There was no significant association between the R163Q variant and facial freckling in our study; in addition, hand and shoulder freckles were completely absent in our population. An investigation of MC1R polymorphisms, skin reflectance and freckles in a Japanese population showed that R163Q and V92M variants were significantly associated with increased odds of freckling (Yamaguchi et al., 2012). However, our results agree with an investigation of MC1R polymorphisms and freckling in a Chinese Han population from Chengdu, which found no association between V92M or R163Q and freckling (Cao et al., 2013). Bastiaens et al. (2001) found that nearly all individuals with freckles carried at least one MC1R variant, but half of those carrying MC1R variants did not express freckles. They estimated that the population-attributable risk for freckles to MC1R variants is 60% (Bastiaens et al., 2001). Our study also found no association between facial freckling and skin reflectance, or facial freckling and total naevus count.
Previous research on heritability of naevi and risk of melanoma indicates that total naevus count, changes in total naevus count, number of naevi 5.0–7.9 mm, and the presence of the nonspecific dermoscopic pattern should be considered by naevus surveillance programs (Lee et al., 2016). MC1R variants may be involved in melanoma development, but melanomas are not dependent on the classical RHC phenotype (Williams et al., 2011). Our results, showing no association between MC1R R163Q variant and skin reflectance, facial freckling or total naevus count, were not unexpected.

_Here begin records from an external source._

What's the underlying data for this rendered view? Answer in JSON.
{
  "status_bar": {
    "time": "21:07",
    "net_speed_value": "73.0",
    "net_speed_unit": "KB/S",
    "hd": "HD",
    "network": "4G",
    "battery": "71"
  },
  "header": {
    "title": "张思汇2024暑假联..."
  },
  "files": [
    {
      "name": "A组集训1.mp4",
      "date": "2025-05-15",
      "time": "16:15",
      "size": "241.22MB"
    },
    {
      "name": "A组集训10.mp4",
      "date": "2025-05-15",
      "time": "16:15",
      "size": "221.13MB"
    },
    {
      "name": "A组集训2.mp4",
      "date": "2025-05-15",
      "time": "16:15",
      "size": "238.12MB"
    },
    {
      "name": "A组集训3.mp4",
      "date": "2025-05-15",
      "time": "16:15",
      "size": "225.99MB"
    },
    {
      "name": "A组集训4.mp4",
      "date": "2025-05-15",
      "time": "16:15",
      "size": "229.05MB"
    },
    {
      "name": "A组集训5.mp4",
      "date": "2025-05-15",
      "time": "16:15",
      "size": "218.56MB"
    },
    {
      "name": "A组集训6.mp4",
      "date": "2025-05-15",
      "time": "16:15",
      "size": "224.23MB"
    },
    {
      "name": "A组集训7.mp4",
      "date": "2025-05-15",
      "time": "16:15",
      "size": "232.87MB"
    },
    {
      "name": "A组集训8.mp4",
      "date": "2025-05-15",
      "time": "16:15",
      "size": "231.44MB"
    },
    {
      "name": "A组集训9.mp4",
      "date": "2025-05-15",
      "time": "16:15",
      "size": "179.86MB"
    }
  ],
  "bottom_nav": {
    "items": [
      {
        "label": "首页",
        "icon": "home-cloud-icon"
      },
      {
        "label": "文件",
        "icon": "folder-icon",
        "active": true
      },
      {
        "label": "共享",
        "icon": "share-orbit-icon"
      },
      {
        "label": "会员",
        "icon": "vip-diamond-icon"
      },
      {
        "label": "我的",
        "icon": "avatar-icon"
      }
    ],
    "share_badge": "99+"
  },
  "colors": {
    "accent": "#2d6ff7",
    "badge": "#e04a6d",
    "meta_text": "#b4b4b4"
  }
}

In conclusion, we studied the pigmentation phenotype and naevus phenotype including dermoscopic pattern in a cohort of 115 Han Chinese from the Henan Province in China. In 98 of 115 study participants we analysed the MC1R genotype and correlated the findings with our phenotypic data. The correlation between pigmentation phenotype and MC1R genotype is in keeping with previous published findings. Not surprisingly there were no associations between MC1R polymorphisms and clinical or dermoscopic features of AMN in this Han Chinese cohort. In our estimation, further genomic work-up of this well-annotated cohort of Han Chinese will allow insights into candidate genes for naevus development.